The research leans on a decade of bio-inspired research on self-cleaning surfaces. Researchers have known for a while that plenty of living organisms have micro- and nano-structures that deflect bacteria.
“Lotus leaves are famous for their self-cleaning properties,” says Distinguished Professor Elena Ivanova, a researcher at RMIT University.
Other research at RMIT has focussed on water-repelling (hydrophobic) lotus leaves, which have also inspired self-cleaning plastic.
But Ivanova says that specifically for antibacterial purposes, the lotus leaf model “is not as promising”.
“We’re looking at other examples of bacteria-free surfaces in nature,” she adds.
Insect wings, also hydrophobic, have similar surfaces to lotus leaves. At the nanoscale, both are very rough: covered in bumps about ten thousand times smaller than a millimetre.

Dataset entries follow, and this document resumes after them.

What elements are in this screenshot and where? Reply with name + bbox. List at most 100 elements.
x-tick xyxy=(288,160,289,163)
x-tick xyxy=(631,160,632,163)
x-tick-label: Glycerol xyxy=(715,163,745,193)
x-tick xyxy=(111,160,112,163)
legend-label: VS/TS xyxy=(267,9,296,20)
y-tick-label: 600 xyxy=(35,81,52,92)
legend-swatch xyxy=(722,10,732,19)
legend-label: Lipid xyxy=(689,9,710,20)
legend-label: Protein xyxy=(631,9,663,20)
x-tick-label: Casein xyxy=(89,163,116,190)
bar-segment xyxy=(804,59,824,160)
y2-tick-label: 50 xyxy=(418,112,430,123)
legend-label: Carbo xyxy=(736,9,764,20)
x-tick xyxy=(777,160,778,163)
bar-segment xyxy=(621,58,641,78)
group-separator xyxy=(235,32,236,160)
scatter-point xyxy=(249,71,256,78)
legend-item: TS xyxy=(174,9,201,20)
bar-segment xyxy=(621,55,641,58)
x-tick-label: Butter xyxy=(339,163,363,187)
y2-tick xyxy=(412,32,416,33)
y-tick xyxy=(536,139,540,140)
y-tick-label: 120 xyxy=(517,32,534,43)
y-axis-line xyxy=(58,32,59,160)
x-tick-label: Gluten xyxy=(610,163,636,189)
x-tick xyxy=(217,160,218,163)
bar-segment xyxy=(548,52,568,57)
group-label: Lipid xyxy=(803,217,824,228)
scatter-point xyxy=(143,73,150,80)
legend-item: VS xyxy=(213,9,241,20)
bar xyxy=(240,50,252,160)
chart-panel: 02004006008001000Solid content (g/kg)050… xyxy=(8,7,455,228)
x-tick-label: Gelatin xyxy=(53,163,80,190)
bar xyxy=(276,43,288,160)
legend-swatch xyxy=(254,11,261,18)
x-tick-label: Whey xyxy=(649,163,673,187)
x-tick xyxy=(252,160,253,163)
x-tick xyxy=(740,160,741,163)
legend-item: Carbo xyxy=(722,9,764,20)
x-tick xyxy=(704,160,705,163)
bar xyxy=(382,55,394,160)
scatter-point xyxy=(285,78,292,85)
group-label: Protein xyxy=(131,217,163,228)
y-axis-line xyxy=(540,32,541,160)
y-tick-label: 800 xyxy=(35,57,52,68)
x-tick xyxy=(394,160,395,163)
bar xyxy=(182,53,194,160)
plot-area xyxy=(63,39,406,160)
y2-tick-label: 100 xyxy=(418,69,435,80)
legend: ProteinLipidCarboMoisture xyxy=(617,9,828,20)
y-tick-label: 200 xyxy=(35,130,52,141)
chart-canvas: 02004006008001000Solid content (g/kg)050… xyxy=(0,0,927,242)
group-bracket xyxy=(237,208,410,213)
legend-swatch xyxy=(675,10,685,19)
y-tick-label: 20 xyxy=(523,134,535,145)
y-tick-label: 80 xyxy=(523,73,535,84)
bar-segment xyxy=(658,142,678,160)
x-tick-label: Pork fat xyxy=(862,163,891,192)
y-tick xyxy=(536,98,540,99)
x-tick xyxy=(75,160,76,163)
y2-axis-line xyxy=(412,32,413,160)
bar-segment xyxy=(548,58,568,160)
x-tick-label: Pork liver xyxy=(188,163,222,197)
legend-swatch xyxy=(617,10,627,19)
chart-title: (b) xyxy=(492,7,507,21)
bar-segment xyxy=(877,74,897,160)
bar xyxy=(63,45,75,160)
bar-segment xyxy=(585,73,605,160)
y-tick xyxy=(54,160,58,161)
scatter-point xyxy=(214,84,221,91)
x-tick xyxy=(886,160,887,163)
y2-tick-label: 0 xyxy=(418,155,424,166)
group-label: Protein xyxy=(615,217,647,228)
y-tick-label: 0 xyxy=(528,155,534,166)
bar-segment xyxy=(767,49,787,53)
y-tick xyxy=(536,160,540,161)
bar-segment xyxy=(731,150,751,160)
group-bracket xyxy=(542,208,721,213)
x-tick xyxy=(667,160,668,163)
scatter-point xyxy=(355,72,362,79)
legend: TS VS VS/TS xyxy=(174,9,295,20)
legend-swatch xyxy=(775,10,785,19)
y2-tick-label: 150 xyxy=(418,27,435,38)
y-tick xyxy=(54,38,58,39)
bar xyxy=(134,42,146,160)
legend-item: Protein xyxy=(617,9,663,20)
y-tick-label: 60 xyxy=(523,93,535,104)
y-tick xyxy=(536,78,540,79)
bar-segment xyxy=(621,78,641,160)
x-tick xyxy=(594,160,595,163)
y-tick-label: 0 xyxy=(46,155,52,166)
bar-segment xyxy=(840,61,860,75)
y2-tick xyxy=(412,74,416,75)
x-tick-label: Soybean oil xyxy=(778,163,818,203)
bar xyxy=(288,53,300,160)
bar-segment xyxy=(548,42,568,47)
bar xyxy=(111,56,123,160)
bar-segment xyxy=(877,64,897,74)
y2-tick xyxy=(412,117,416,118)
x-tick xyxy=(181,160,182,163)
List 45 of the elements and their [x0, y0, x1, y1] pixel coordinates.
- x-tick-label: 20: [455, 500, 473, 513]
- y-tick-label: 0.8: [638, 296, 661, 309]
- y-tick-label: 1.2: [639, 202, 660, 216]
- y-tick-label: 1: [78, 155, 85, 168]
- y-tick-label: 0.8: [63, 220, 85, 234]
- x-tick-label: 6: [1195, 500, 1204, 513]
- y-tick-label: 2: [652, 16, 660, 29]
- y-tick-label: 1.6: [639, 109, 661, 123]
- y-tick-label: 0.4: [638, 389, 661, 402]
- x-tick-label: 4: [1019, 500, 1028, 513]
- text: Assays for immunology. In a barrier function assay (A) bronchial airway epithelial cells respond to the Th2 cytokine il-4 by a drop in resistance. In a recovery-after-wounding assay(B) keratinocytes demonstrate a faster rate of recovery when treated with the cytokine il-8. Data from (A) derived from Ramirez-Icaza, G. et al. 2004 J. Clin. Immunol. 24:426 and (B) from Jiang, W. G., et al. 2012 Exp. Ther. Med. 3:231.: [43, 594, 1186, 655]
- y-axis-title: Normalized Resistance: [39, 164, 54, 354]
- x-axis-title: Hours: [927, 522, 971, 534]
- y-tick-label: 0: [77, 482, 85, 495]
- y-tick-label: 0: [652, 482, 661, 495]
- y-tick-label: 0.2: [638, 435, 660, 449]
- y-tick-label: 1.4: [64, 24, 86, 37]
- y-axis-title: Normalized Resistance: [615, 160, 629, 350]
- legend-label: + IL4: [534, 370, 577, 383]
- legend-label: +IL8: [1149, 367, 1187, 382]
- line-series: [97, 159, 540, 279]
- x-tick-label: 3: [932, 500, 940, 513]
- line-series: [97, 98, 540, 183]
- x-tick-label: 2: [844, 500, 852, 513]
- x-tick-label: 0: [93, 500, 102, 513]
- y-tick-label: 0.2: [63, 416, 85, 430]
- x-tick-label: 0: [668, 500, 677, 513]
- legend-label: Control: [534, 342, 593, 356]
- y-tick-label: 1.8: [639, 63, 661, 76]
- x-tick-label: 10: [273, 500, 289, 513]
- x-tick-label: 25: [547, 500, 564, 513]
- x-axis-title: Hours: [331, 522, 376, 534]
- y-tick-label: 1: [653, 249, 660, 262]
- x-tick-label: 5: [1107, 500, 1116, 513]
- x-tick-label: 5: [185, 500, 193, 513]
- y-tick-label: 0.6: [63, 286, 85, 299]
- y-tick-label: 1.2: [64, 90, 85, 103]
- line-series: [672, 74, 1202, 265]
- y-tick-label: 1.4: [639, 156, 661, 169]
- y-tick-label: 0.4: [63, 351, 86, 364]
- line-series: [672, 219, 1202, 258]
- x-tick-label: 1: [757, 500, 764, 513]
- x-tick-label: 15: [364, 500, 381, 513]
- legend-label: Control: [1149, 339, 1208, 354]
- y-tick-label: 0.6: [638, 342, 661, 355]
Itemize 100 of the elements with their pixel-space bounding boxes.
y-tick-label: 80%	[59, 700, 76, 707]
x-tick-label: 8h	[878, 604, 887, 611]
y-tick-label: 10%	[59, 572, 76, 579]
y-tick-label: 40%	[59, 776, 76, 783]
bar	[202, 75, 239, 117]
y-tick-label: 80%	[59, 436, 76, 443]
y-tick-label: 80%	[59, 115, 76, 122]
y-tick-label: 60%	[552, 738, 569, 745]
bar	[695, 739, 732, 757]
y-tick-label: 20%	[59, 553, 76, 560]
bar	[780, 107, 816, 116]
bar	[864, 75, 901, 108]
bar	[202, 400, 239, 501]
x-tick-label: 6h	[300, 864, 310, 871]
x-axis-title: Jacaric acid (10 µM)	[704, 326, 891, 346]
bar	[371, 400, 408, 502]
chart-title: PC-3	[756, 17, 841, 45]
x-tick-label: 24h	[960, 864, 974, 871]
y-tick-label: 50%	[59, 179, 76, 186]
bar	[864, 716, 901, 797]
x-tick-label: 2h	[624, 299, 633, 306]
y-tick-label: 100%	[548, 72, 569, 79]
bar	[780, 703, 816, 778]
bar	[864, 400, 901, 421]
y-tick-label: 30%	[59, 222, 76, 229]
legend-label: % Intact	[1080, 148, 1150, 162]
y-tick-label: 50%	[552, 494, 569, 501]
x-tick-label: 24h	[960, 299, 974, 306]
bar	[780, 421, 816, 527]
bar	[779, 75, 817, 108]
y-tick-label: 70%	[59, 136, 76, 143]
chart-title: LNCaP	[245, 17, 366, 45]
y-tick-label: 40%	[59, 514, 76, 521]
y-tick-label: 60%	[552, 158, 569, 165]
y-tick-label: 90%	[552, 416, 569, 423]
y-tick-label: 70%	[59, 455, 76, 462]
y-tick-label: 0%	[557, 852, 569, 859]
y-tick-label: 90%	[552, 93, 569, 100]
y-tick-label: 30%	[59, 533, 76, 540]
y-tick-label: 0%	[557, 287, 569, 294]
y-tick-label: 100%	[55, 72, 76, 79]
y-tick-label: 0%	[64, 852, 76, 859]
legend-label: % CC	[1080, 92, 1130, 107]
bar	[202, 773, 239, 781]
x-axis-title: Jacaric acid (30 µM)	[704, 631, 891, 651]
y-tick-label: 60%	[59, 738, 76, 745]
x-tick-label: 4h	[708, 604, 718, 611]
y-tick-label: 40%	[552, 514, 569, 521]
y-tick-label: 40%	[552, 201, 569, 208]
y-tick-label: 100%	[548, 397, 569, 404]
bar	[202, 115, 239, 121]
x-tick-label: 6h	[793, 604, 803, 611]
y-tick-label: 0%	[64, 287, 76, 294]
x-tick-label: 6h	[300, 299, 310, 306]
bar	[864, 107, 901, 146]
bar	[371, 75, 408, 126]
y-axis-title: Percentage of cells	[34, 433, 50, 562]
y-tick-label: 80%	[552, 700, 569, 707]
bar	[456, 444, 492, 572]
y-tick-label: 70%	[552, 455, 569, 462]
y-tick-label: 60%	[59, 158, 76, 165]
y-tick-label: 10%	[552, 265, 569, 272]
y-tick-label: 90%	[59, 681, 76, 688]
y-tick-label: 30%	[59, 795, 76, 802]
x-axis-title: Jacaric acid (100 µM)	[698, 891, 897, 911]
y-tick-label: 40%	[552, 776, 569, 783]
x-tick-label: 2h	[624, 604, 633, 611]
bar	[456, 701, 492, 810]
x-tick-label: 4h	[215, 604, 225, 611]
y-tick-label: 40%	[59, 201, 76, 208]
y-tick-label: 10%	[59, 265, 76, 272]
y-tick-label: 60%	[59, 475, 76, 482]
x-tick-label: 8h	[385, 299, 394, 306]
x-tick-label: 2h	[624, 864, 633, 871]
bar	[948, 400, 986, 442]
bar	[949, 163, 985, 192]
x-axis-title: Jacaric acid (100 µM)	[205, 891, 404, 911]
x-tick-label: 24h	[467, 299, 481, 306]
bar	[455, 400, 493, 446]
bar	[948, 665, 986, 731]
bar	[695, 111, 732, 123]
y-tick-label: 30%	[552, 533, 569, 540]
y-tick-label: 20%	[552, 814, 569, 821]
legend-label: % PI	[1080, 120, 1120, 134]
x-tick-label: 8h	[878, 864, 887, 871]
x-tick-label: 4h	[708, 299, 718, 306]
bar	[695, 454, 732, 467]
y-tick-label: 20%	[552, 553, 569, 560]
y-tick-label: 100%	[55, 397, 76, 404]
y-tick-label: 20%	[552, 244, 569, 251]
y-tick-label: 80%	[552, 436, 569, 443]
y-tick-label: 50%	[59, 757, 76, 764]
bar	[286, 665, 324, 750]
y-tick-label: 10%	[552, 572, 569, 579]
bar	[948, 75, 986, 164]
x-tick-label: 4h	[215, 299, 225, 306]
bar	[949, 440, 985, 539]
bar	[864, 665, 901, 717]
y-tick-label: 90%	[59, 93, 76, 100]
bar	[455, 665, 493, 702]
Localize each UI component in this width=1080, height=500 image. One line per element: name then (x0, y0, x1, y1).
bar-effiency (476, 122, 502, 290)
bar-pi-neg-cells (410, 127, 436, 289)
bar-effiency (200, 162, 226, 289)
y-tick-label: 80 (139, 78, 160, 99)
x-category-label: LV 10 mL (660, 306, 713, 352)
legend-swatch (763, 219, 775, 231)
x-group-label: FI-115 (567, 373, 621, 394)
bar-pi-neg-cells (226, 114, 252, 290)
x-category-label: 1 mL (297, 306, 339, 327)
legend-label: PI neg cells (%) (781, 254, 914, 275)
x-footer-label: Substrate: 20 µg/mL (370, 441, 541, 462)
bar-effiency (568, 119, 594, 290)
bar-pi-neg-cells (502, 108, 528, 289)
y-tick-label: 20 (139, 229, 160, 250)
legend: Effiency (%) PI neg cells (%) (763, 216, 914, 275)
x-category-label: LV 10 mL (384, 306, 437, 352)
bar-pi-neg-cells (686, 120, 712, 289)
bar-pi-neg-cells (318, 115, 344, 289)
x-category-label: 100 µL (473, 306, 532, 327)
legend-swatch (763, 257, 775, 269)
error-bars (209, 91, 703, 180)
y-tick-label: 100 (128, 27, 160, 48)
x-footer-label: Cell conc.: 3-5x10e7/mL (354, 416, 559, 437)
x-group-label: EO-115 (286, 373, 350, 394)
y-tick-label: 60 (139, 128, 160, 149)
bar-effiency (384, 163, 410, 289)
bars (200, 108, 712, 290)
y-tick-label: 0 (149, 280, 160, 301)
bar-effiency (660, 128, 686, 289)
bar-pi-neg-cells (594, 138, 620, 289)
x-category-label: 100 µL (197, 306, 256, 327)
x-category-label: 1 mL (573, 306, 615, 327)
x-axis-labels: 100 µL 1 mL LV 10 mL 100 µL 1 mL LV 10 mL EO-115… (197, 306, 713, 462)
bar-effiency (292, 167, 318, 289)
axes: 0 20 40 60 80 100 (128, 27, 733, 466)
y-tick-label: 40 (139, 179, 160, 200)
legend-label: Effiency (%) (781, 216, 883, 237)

The researchers examined cicada and dragonfly wings. These wings have “nanopillars”: blunt spikes, between about a 100th and a 10th the size of bacterial cells. The researchers thought that these nanopillars, like lotus leaf surfaces, would be hydrophobic enough to clean bacteria off.
“What we thought would happen with bacterial cells is that there will be water droplets bouncing from the surface, [retaining] bacteria, and the surface will remain free of bacteria,” says Ivanova.
But when examining their surface with electron microscopy and a few other techniques, the team discovered something even more impressive was happening.
“To our big surprise, it was the other way around: bacteria actually were able to settle, attach on this surface, but when they attach on the surface, […] they are not viable,” says Ivanova.
“When we looked at the interface between bacterial cell and surface, you clearly see the bacterial membrane and the cell is broken, ruptured.”
This means that the surface itself was bactericidal: it “could in fact, rupture bacterial cells by simple mechanical strain which is imposed on the cell membrane”.
Nanopillars of around 60 nanometres in height seemed to be the most effective at destroying bacteria.
“When a bacterial cell is sitting on the surface, it’s stretched – and the strain which is imposed from this stretch is so strong that the membrane breaks. So basically, that’s quite an amazing way to rupture bacterial cells.”
Researchers at Tokyo Metropolitan University and Mitsubishi Chemical’s The KAITEKI Institute, both in Japan, then used this information to develop polymer films containing these bactericidal nanopillars that could be added to plastics.
“They developed a very precise nanofabrication technique,” says Ivanova. The RMIT researchers tested these films, finding they could kill up to 70% of the bacteria that lands on them.
The films are described in a paper in ACS Nanomaterials.
Ivanova says that, unlike traditional antibiotics, bacteria are unlikely to become resistant to these films.
“Depending on the nanopattern, the [membrane] could be ruptured in between five to 20 minutes. So basically, the cells don’t have a chance to multiply and adapt,” she says.
The researchers are now figuring out how to make the films even better at killing bacteria, as well as scale up their production. They’re also looking at how to apply them to soft plastics as well.
The coatings could end up extending the shelf life of food, as well as making it safer to store and transport.
“It’s not us who designed that – nature designed that particular pattern on the surfaces of the wings. We just found it!” says Ivanova.